Minha mãe lança para mim um olhar desconfiado e me dá as costas, andando para fora do quarto. Agora sã e acordada, pude ver seu estado. Seus cabelos continuam presos em seu rabo de cavalo habitual. A grande diferença é sua roupa: está fardada com a típica roupa policial, roupa esta que ela odeia. Em seus pés, usa sua também típica bota de couro preta.
A porta bate atrás dela ao sair.
Imediatamente, corro para frente do espelho da parede e ergo um pouco minha camiseta.

-Como suspeitei.

As laterais de minha barriga estão vermelhas. Como havia suspeitado, eu estive naquele local na hora do acidente, mas eu ainda não sei o quê ocorreu depois.
Na manhã seguinte, irei fazer o possível para descobrir!

...

??? - Perto do quintal de Íllyasviel Sepharim

-Íllyasviel... - minha voz quase gagueja ao dizer seu nome.
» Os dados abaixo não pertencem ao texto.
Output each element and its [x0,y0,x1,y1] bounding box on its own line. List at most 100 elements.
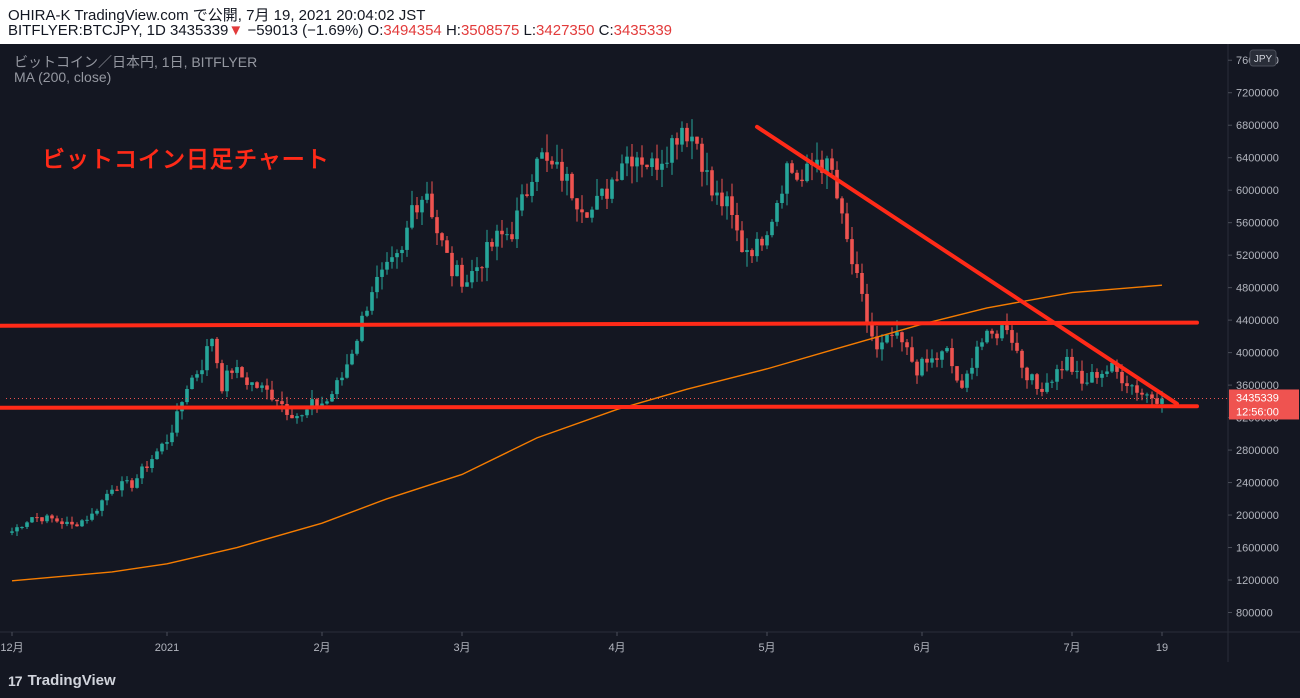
y-tick-label: 7200000 [1236,88,1279,100]
candle-body [645,164,649,168]
candle-body [215,338,219,364]
candle-body [370,292,374,311]
candle-body [105,493,109,501]
candle-body [1015,342,1019,351]
candle-body [45,515,49,522]
ma-indicator-title[interactable]: MA (200, close) [14,69,112,85]
y-tick-label: 6400000 [1236,153,1279,165]
candle-body [865,293,869,322]
candle-body [260,385,264,388]
candle-body [570,173,574,199]
candle-body [445,240,449,253]
candle-body [320,403,324,407]
candle-body [910,347,914,362]
candle-body [80,520,84,527]
candle-body [195,374,199,378]
candle-body [95,510,99,514]
candle-body [115,489,119,491]
candle-body [1100,373,1104,378]
tradingview-mark-icon: 17 [8,672,23,689]
currency-button[interactable] [1249,49,1277,67]
current-price-badge [1229,389,1299,420]
support-line [0,404,1199,410]
candle-body [1110,362,1114,372]
candle-body [660,163,664,170]
candle-body [930,358,934,363]
candle-body [1080,370,1084,384]
candle-body [850,239,854,265]
candle-body [310,399,314,410]
candle-body [1130,385,1134,387]
candle-body [765,235,769,246]
candle-body [160,443,164,452]
candle-body [615,179,619,181]
y-tick-label: 800000 [1236,608,1273,620]
candle-body [295,416,299,419]
candle-body [510,234,514,240]
candle-body [665,162,669,164]
candle-body [1120,371,1124,384]
candle-body [130,480,134,488]
symbol-title: ビットコイン／日本円, 1日, BITFLYER [14,54,258,70]
symbol-info: BITFLYER:BTCJPY, 1D [8,22,166,39]
candle-body [110,489,114,494]
candle-body [185,389,189,403]
candle-body [150,459,154,469]
candle-body [725,196,729,207]
candle-body [125,480,129,482]
candle-body [460,264,464,287]
ma200-line [11,284,1163,582]
candle-body [230,370,234,373]
candle-body [165,442,169,444]
candle-body [735,215,739,231]
candle-body [1000,325,1004,339]
candle-body [895,332,899,336]
candle-body [625,156,629,164]
candle-body [100,500,104,511]
candle-body [755,238,759,257]
candle-body [525,194,529,196]
current-price-label: 3435339 [1236,392,1279,404]
candle-body [775,203,779,222]
candle-body [55,518,59,522]
candle-body [760,238,764,246]
tradingview-logo[interactable]: 17 TradingView [8,672,116,689]
candle-body [540,152,544,159]
candle-body [590,209,594,218]
candle-body [1125,383,1129,387]
candle-body [620,163,624,180]
x-tick-label: 5月 [758,642,775,654]
candle-body [955,366,959,381]
candle-body [490,242,494,247]
candle-body [85,519,89,521]
candle-body [595,195,599,210]
candle-body [630,156,634,167]
candle-body [50,515,54,519]
candle-body [325,401,329,404]
candle-body [120,481,124,491]
y-tick-label: 6000000 [1236,185,1279,197]
x-tick-label: 6月 [913,642,930,654]
candle-body [210,338,214,347]
candle-body [465,282,469,287]
candle-body [655,158,659,170]
y-tick-label: 1200000 [1236,575,1279,587]
candle-body [155,451,159,460]
candle-body [190,377,194,390]
x-tick-label: 2月 [313,642,330,654]
candle-body [375,276,379,293]
y-tick-label: 6800000 [1236,120,1279,132]
y-tick-label: 4000000 [1236,348,1279,360]
candle-body [330,394,334,402]
candle-body [75,524,79,527]
candle-body [380,269,384,277]
candle-body [305,409,309,416]
candle-body [545,152,549,161]
candle-body [425,193,429,200]
candle-body [835,169,839,199]
countdown-label: 12:56:00 [1236,406,1279,418]
candle-body [35,517,39,519]
chart-header: OHIRA-K TradingView.com で公開, 7月 19, 2021… [0,0,1300,44]
candle-body [600,188,604,196]
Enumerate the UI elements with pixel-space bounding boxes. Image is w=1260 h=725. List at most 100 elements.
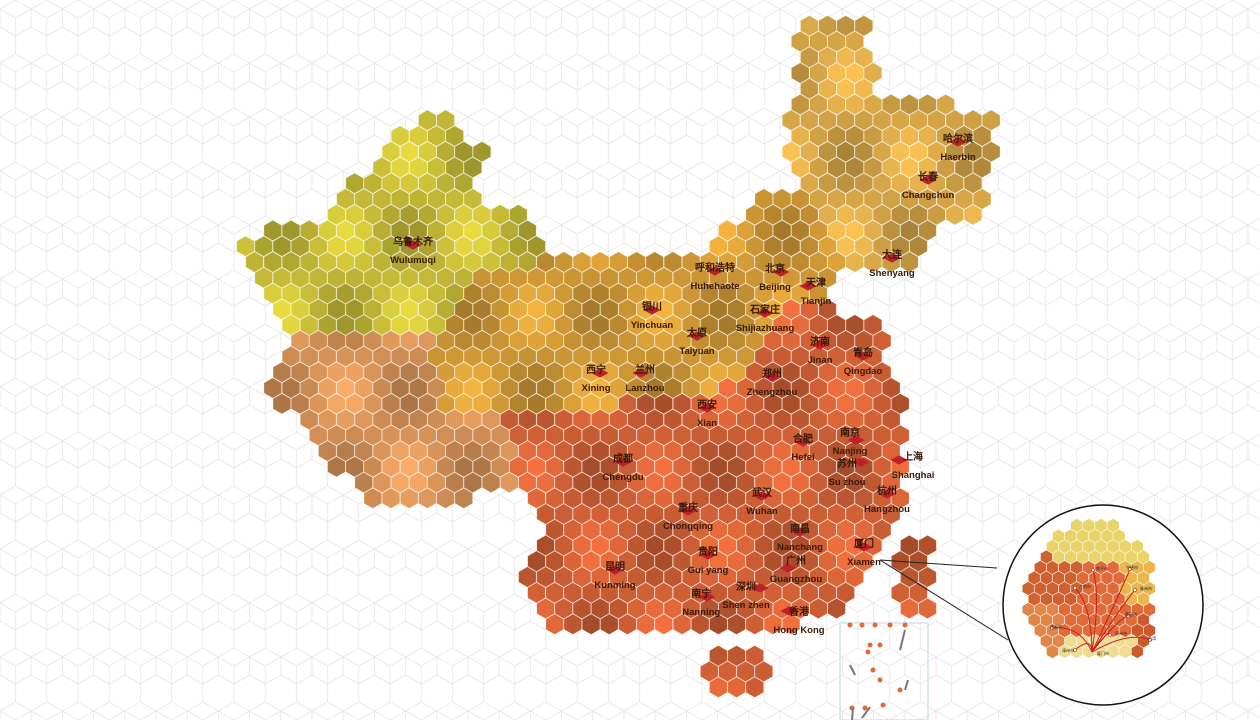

Olho para minhas mãos ensanguentadas. 

-Desculpe-me. 

Viro-me na direção oposta e caminho para longe. Alguns passos depois, meu coração se contrai de maneira dolorosa. Abaixo-me e fico apoiado em meu joelho por um momento. 

-Bons sonhos. - tosso sangue no chão e volto a andar, deixando um rastro de sangue na grama por onde passo.

Isso me trará muitos problemas... 
Eu lhe imploro: não se torne um deles.